Government at all levels derives most of its income by taxing in various ways the endeavors of the productive members of society; and therefore it stands to reason that the healthier the economy, the more people who are working at good-paying jobs, the more money there will be to care for those truly in need, and provide all of the services that governments are now expected to offer the people they serve.
The badly flawed presidency of George W. Bush, particularly his getting the United States embroiled in unwinnable civil/religious wars in the Middle East, virtually assured a reversal in fortunes for the Republican Party in November of 2008; and consequently enough Democrats were swept into office in that year to gain control of the White House and both houses of Congress.
Lulled into stupor by a charismatic, silver-tongued orator who had never run or managed anything, and propelled by an extreme case of hubris, we the people allowed the Democrats to execute a remarkable end-run around the nation’s system of checks and balances by passing the Affordable Care Act. With the stroke of his pen, president Barack Obama signed the ACA into law, which by mounting accounts is proving to be anything but affordable and likely very short on care.

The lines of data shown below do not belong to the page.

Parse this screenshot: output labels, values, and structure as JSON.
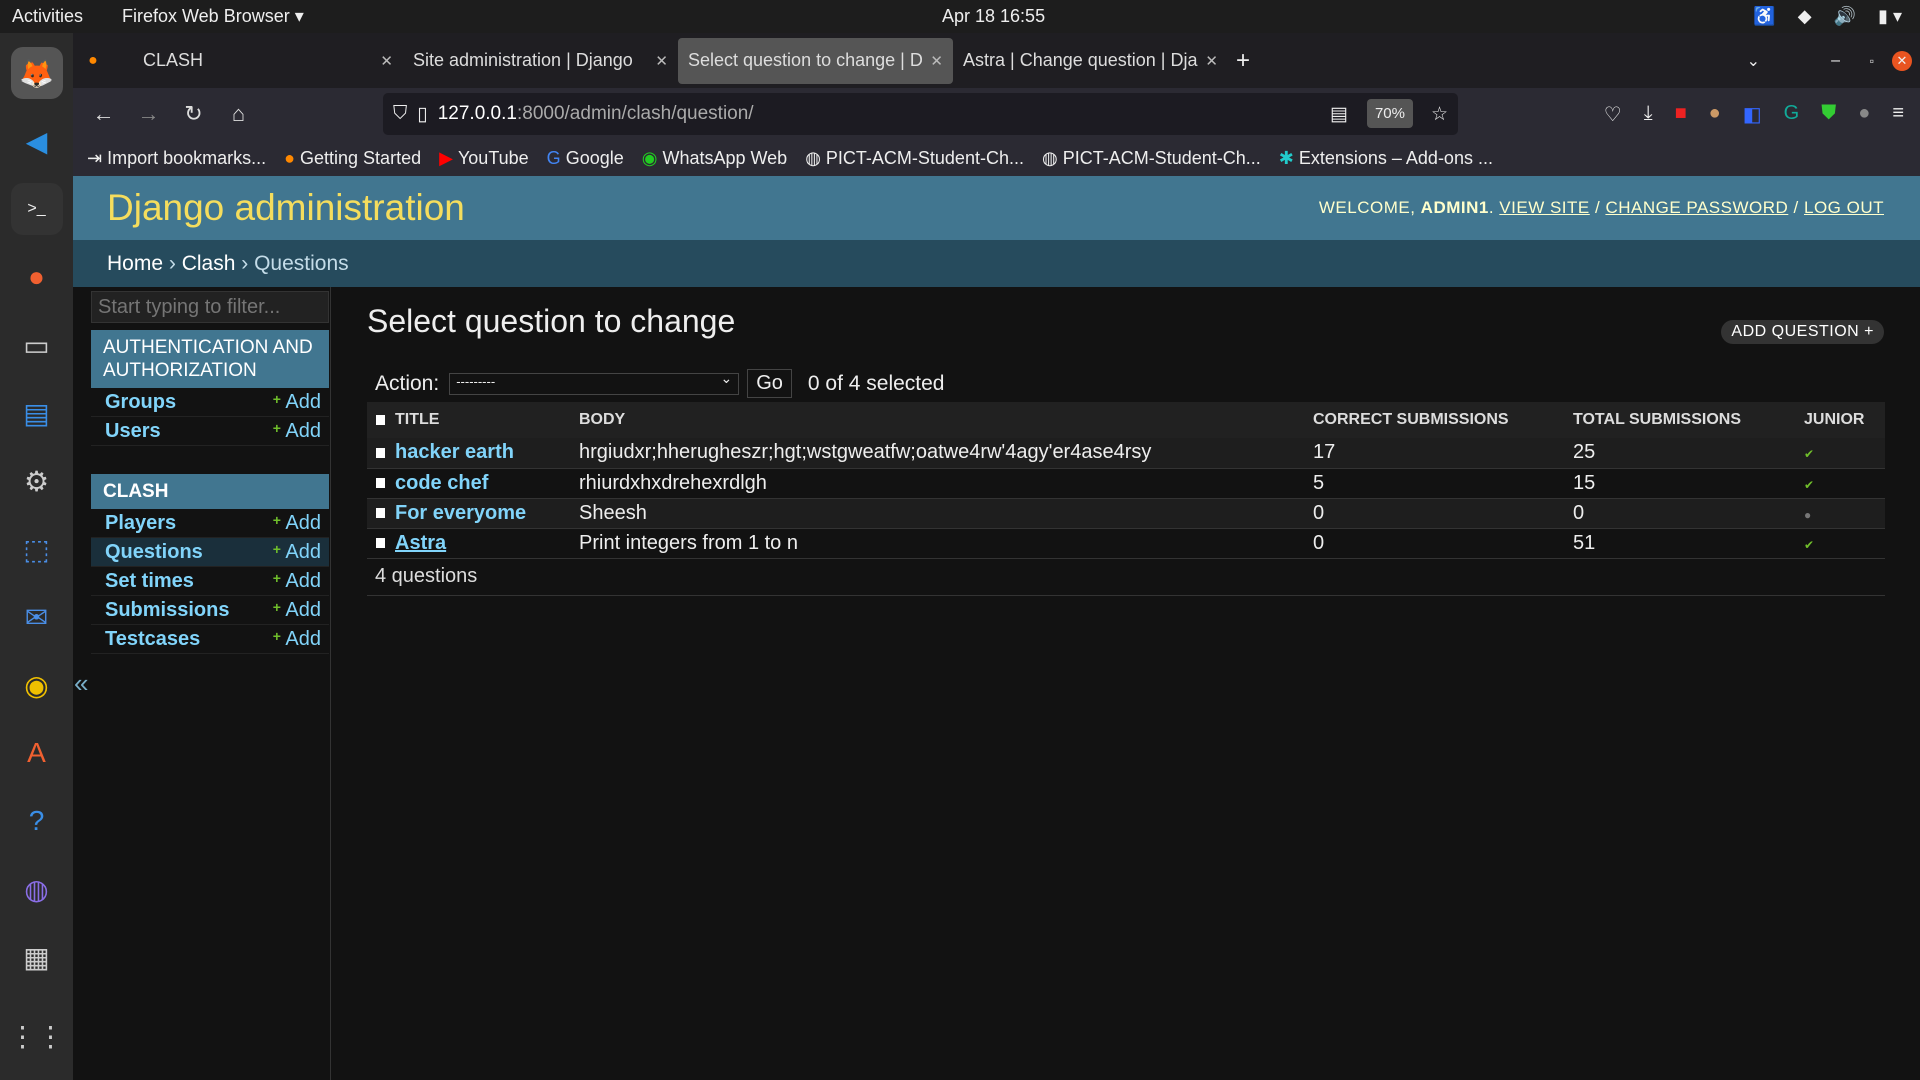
{
  "system": {
    "activities": "Activities",
    "app": "Firefox Web Browser",
    "clock": "Apr 18  16:55"
  },
  "browser": {
    "tabs": [
      {
        "label": "CLASH"
      },
      {
        "label": "Site administration | Django"
      },
      {
        "label": "Select question to change | D"
      },
      {
        "label": "Astra | Change question | Dja"
      }
    ],
    "url_host": "127.0.0.1",
    "url_path": ":8000/admin/clash/question/",
    "zoom": "70%",
    "bookmarks": [
      "Import bookmarks...",
      "Getting Started",
      "YouTube",
      "Google",
      "WhatsApp Web",
      "PICT-ACM-Student-Ch...",
      "PICT-ACM-Student-Ch...",
      "Extensions – Add-ons ..."
    ]
  },
  "header": {
    "title": "Django administration",
    "welcome": "WELCOME,",
    "user": "ADMIN1",
    "view_site": "VIEW SITE",
    "change_password": "CHANGE PASSWORD",
    "log_out": "LOG OUT"
  },
  "breadcrumbs": {
    "home": "Home",
    "app": "Clash",
    "current": "Questions"
  },
  "sidebar": {
    "filter_placeholder": "Start typing to filter...",
    "add_label": "Add",
    "modules": [
      {
        "caption": "AUTHENTICATION AND AUTHORIZATION",
        "items": [
          "Groups",
          "Users"
        ]
      },
      {
        "caption": "CLASH",
        "items": [
          "Players",
          "Questions",
          "Set times",
          "Submissions",
          "Testcases"
        ],
        "current": "Questions"
      }
    ]
  },
  "main": {
    "title": "Select question to change",
    "add_button": "ADD QUESTION +",
    "action_label": "Action:",
    "action_value": "---------",
    "go": "Go",
    "selected": "0 of 4 selected",
    "columns": [
      "TITLE",
      "BODY",
      "CORRECT SUBMISSIONS",
      "TOTAL SUBMISSIONS",
      "JUNIOR"
    ],
    "rows": [
      {
        "title": "hacker earth",
        "body": "hrgiudxr;hherugheszr;hgt;wstgweatfw;oatwe4rw'4agy'er4ase4rsy",
        "correct": "17",
        "total": "25",
        "junior": true
      },
      {
        "title": "code chef",
        "body": "rhiurdxhxdrehexrdlgh",
        "correct": "5",
        "total": "15",
        "junior": true
      },
      {
        "title": "For everyome",
        "body": "Sheesh",
        "correct": "0",
        "total": "0",
        "junior": false
      },
      {
        "title": "Astra",
        "body": "Print integers from 1 to n",
        "correct": "0",
        "total": "51",
        "junior": true
      }
    ],
    "count": "4 questions"
  },
  "colors": {
    "header": "#417690",
    "breadcrumbs": "#264b5d",
    "title": "#f5dd5d",
    "link": "#81d4fa",
    "yes": "#70bf2b"
  }
}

Faced with recession and possible depression, instead of focusing like a laser on the economy and getting most Americans back to work, the president chose to oversee the passage of the most costly, largest job-killing legislation in the nation’s history that has contributed to the slowest and most anemic growth following a major recession ever recorded.
In just a few short years, propelled by a largely clueless and poorly educated electorate, the political pendulum has swung violently from the far right to the far left; leaving in its wake crumbling infrastructure, failing public school education, bankrupt cities, unpaid bills, our foreign policy in shambles, universal distrust of the federal government, soaring debt and deficits in its wake.
Houston, we have a problem, as the overall approval rate for both houses of Congress continues to fall and is now at 6 percent; however it is my hope that on election day in November of 2014, cooler, more seasoned heads will have prevailed. The leaders of both the Democratic and Republican parties must soon recognize the economic imperative of finding common ground in order to move the nation back towards a balanced, political center where it is most comfortable by seeing to it that well-qualified candidates for both the House and Senate are elected in order to replace the incompetent, clueless and self-serving ones now holding office.